When I was 16, my parents and my teachers asked what I wanted to do. I said I wanted to do something with art, design and architecture, and I wanted to travel, and I wanted to start my own company… everybody got really worried. For two weeks, they did educational tests, and after two weeks, the results came in: the conclusion was that what I wanted did not exist. [Laughs] For one day, I was really depressed, and then the next day, I woke up and decided I’d just do it myself. That’s the power of a designer: he or she can imagine something that’s not there yet, and then design it, build it. That kind of imagination is incredibly powerful.

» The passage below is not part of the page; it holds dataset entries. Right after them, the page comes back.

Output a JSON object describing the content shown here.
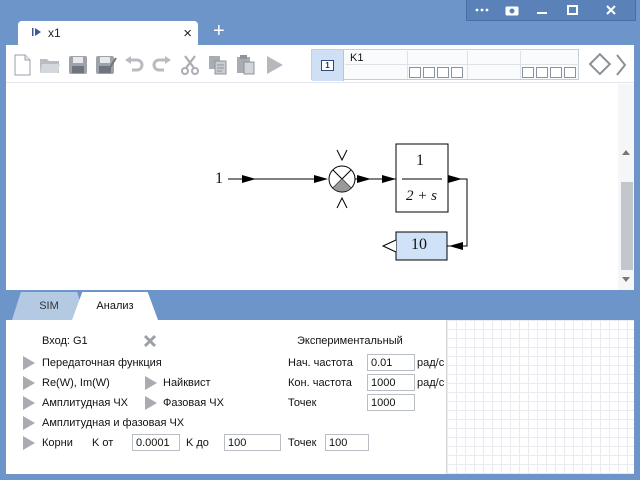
{
  "window": {
    "controls": [
      "more-icon",
      "camera-icon",
      "minimize-icon",
      "maximize-icon",
      "close-icon"
    ]
  },
  "tabs": {
    "document_tab": "x1",
    "new_tab": "+"
  },
  "toolbar": {
    "buttons": [
      "new-file-icon",
      "open-folder-icon",
      "save-icon",
      "save-as-icon",
      "undo-icon",
      "redo-icon",
      "cut-icon",
      "copy-icon",
      "paste-icon",
      "run-icon"
    ],
    "probe_index": "1",
    "probe_label": "K1"
  },
  "diagram": {
    "input_value": "1",
    "tf_numerator": "1",
    "tf_denominator": "2 + s",
    "feedback_gain": "10"
  },
  "bottom_tabs": [
    "SIM",
    "Анализ"
  ],
  "analysis": {
    "input_label": "Вход: G1",
    "experimental_label": "Экспериментальный",
    "transfer_fn": "Передаточная функция",
    "re_im": "Re(W), Im(W)",
    "nyquist": "Найквист",
    "amp_freq": "Амплитудная ЧХ",
    "phase_freq": "Фазовая ЧХ",
    "amp_phase": "Амплитудная и фазовая ЧХ",
    "roots": "Корни",
    "k_from_label": "K от",
    "k_from": "0.0001",
    "k_to_label": "K до",
    "k_to": "100",
    "roots_points_label": "Точек",
    "roots_points": "100",
    "start_freq_label": "Нач. частота",
    "start_freq": "0.01",
    "start_freq_unit": "рад/с",
    "end_freq_label": "Кон. частота",
    "end_freq": "1000",
    "end_freq_unit": "рад/с",
    "points_label": "Точек",
    "points": "1000"
  }
}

At the Space Waste Lab, I showed JFK’s 1962 moon speech: ‘We choose to go to the moon, not because it’s easy, but because it’s hard.’ Every time I see that, I get goosebumps. A few weeks ago, I was at the Mayan temples in Mexico. What’s very interesting is that they looked at the stars, and built their own reality, to define their own architecture. In a way, the astronomers and the scientists were the architects, interior architects of that time. Somehow, we forgot to look above again. Maybe if we start looking up again, we’ll have answers and new solutions for the world we live in.

This interview has been edited & condensed for clarity.


The Space Waste Lab exhibition is open at Kunstlinie Almere Flevoland from 5 October 2018 to 19 January 2019, with live performances on 9 and 10 November, 7 and 8 December and 18 and 19 January.